Penélope aflojó la mandíbula pero no consiguió decir nada. El mono olisqueaba los barrotes. La mujer parecía más alta y sus ojos más enterrados entre las arrugas. La bombilla de la lámpara del techo parpadeó.
—Los hombres de Sombra Larga están malditos —dijo.
La bombilla se apagó del todo.
—Si no sabes cómo ayudarlos, te acaban matando —siguió—. Es importante que me escuches.
Se oyó un «clic» y se acabó la oscuridad. La mujer acariciaba un interruptor.
—No vayas. Estás a tiempo.
Penélope cerró la boca, estiró el cuello, miró hacia el andén y se levantó. El mono daba saltitos intentando morder otra fresa enganchada entre los barrotes.
—Creo que va a llegar mi tren —dijo mientras buscaba con la mano el asa de su maleta.
—No, qué va. El último siempre llega tarde —la mujer se acercó y le rozó la muñeca—. Ven.
Se puso detrás de ella y la empujó con suavidad hacia la jaula, el mono roía la fresa con los ojos desencajados. Ellas avanzaban muy lento, como si la jaula fuese radiactiva. Penélope se paró de forma brusca. La mujer le apretó los hombros.
—Tienes que saber la verdad —susurró—. Vamos.
Penélope se dio la vuelta, la esquivó, fue hacia su maleta y agarró el asa con fuerza.
—Le agradezco que intente entretenerme, es usted muy amable, pero llevo todo el día de tren en tren y lo único que quiero es…
—Te estás equivocando —la interrumpió—. ¿Tampoco has oído hablar de las traspasadoras?
—¿Las traspasa qué?
—Escucha con atención, ahora sí que no tenemos tiempo: mi amigo me regaló el mono para que lo ayudara a no matarme.
Fue hacia la jaula y miró al mono, que la miraba. Penélope lo miró también y luego la miró a ella. Ella asintió. Penélope pestañeó muy rápido. Se acercó a la jaula. El mono se puso cabeza abajo, con la mirada fija en un barrote.
—Yo supe traspasarlo, lo liberé —dijo mientras se deshacía el moño—. Pero tú no sabes.
El mono dio una voltereta y se puso cabeza arriba, recto, sin dejar de mirar el barrote. Penélope estaba como succionada por los cimientos, a punto de llorar. El silencio era tajante. El tren entró tan deprisa que los frenos sonaron a diplodocus en celo. Penélope dio un grito, el mono sacó los dientes, la mujer cerró los ojos.
Casi lo pierde, pero subió al tren. Vio la luz de la cafetería menguar hasta ser un punto brillante y luego nada. La mujer miró el tren perderse dentro del enorme vacío de las noches de luna negra.

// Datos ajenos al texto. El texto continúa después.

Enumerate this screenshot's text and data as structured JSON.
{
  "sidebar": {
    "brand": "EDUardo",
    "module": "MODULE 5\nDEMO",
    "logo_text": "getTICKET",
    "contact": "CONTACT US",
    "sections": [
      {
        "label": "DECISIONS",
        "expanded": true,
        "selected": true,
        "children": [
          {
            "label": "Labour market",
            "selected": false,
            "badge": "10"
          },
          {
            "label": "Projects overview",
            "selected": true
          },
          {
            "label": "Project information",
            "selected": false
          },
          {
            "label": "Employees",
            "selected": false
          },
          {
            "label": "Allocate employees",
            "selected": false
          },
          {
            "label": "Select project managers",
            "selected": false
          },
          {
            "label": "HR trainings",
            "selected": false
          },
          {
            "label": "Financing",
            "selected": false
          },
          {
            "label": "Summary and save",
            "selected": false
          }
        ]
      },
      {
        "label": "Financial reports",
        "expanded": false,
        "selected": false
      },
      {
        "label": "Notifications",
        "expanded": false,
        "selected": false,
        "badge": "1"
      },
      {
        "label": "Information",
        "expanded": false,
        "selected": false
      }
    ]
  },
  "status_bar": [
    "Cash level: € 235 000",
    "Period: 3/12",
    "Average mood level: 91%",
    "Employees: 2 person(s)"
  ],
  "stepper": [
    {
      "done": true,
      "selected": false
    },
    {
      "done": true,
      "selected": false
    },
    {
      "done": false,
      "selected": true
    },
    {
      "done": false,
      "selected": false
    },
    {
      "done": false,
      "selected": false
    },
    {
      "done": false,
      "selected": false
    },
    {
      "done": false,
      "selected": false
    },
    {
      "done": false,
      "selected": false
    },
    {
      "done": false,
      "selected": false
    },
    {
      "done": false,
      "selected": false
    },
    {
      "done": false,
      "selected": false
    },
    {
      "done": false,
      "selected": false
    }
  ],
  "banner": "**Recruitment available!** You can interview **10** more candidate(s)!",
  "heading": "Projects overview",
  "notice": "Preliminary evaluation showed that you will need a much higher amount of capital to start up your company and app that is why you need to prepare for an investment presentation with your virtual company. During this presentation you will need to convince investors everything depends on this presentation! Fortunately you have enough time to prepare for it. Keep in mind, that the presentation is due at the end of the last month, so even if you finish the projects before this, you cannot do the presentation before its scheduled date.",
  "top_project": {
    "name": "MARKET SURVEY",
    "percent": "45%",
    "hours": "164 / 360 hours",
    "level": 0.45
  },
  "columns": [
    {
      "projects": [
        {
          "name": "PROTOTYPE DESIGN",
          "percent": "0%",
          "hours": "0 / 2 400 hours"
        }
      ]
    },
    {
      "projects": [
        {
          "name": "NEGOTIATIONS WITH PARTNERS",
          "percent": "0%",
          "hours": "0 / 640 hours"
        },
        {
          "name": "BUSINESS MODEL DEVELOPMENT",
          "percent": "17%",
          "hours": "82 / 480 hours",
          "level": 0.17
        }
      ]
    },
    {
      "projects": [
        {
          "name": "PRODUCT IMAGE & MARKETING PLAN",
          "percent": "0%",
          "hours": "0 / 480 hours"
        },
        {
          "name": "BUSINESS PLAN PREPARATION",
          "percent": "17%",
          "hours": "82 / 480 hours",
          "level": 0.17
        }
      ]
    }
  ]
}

—Otra que no me ha hecho caso. En fin…
Se sirvió un chupito de Ron, mojó una fresa en él y se la dio al mono.
Penélope llegó a Sombra Larga un par de horas después. Su amigo la saludó con la mano y se acercó a ella, que ya bajaba del vagón. Se besaron con tranquilidad y fueron hacia la salida.

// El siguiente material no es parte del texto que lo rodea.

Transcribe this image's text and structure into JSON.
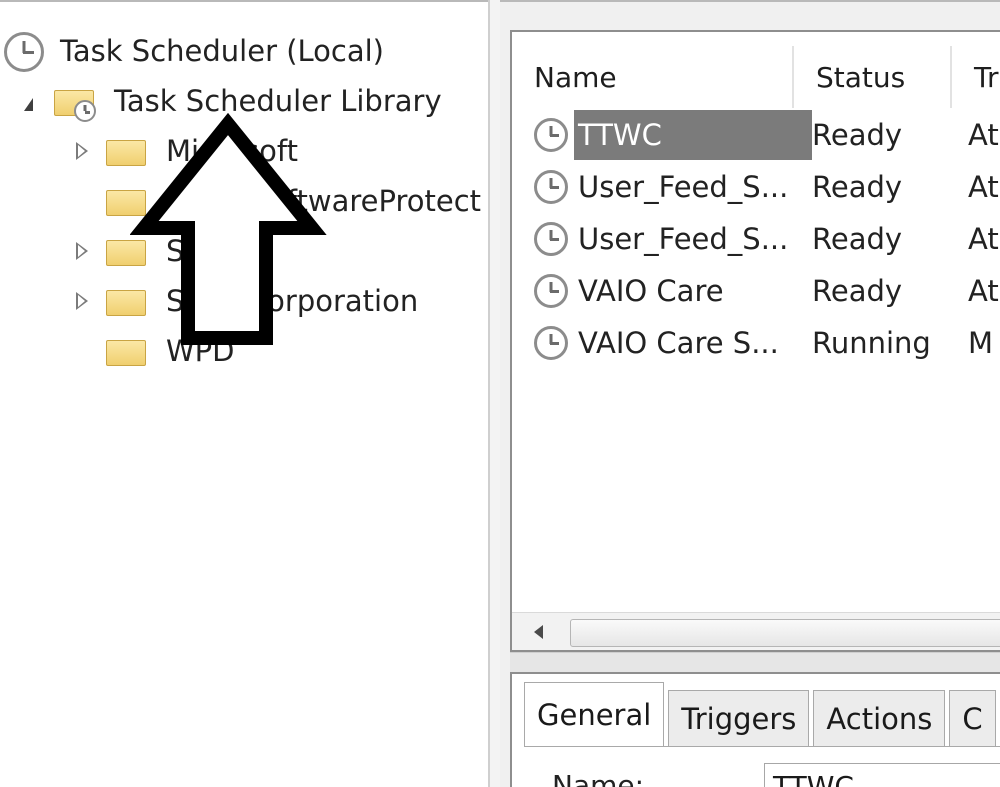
{
  "tree": {
    "root": "Task Scheduler (Local)",
    "library": "Task Scheduler Library",
    "folders": [
      {
        "label": "Microsoft",
        "expandable": true
      },
      {
        "label": "OfficeSoftwareProtect",
        "expandable": false
      },
      {
        "label": "Sony",
        "expandable": true
      },
      {
        "label": "Sony Corporation",
        "expandable": true
      },
      {
        "label": "WPD",
        "expandable": false
      }
    ]
  },
  "task_list": {
    "columns": [
      "Name",
      "Status",
      "Tr"
    ],
    "rows": [
      {
        "name": "TTWC",
        "status": "Ready",
        "triggers": "At",
        "selected": true
      },
      {
        "name": "User_Feed_S...",
        "status": "Ready",
        "triggers": "At"
      },
      {
        "name": "User_Feed_S...",
        "status": "Ready",
        "triggers": "At"
      },
      {
        "name": "VAIO Care",
        "status": "Ready",
        "triggers": "At"
      },
      {
        "name": "VAIO Care S...",
        "status": "Running",
        "triggers": "M"
      }
    ]
  },
  "details": {
    "tabs": [
      "General",
      "Triggers",
      "Actions",
      "C"
    ],
    "active_tab": "General",
    "name_label": "Name:",
    "name_value": "TTWC"
  },
  "colors": {
    "selection": "#7b7b7b",
    "folder": "#f0cf6f",
    "arrow": "#000000"
  }
}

—No te imaginas la mujer que he conocido. Una loca total, no sé cómo la tienen en la cafetería. Y ese mono…
—¿Qué cafetería?
—La de la estación del pueblo anterior.
El amigo se sacó algo rojo de la manga, lo dejó caer y lo pisó.
—Imposible. Esa la cerraron hace años. Ocurrió algo raro allí, nunca he sabido qué –dijo.
Penélope dejó de andar, como si acabara de quedarse sin bulbo raquídeo.
—Pero…
No dijo nada más, escuchaba unos mordisquitos acelerados. Le llegó un suave olor a fresas que venía del suelo. Miró a su amigo.